Marin Cilic struggled through a five-set marathon capped with a closing burst of form to bury Andy Roddick 7-6 (7-4), 6-3, 3-6, 2-6, 6-3 and become the first Croatian to reach the men’s semifinal of an Australian Open.
“It wasn’t easy,” said the relieved 14th seeded winner. “But I had experience — it was his third five-set match of the tournament — during the week.
“In the fifth set I had a few extra gears. He started to play better and I struggled on serve.
“He was putting the pressure on and I didn’t know what to do. But point by point, starting win the first game when I held from 0-40 down, I managed.” Cilic, in his first-ever Grand Slam semifinal appearance, faces the winner from holder and second seed Rafael Nadal and Briton Andy Murray, seeded fifth and an outside title chance.
The holiday victory on the national day was hard-fought, with Roddick looking like packing it in after being treated for shoulder pain after losing a tiebreaker first set. The American former number one rallied from the depths to hang on and make a match of it against Cilic Cilic grabbed a 4-1 lead in the final set but had to hold on as seventh seed Roddick made a massive survival bid before finally going down. The American fired a return wide at the net to lost in just under four hours.
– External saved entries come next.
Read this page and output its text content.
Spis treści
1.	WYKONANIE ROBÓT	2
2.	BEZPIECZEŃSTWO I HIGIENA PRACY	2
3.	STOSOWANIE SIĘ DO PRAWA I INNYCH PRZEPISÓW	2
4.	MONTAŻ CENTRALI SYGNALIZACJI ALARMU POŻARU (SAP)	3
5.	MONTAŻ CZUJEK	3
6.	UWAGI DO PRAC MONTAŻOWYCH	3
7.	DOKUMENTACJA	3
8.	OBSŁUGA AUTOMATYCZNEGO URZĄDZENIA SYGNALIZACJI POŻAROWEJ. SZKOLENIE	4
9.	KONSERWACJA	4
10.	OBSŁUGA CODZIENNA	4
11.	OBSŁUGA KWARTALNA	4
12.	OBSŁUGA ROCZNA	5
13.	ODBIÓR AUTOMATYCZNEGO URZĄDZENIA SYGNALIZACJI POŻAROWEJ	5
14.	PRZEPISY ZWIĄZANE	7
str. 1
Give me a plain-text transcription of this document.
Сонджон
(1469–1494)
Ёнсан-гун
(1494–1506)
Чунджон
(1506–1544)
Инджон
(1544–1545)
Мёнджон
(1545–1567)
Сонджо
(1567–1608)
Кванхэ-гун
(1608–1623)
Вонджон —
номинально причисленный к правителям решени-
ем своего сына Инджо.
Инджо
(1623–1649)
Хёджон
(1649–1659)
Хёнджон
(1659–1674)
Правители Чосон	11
The Croatian produced 19 aces against 13 for the hampered Roddick, with Cilic breaking five times and finding 81 winners.
Roddick took a medical timeout after losing the opening set in a tiebreaker, telling the trainer he felt sharp pain in his right shoulder on big serves and high forehands. He added that the trouble may have begun during his night-time win less than 48 hours earlier against Fernando Gonzalez. But the former number played through it all.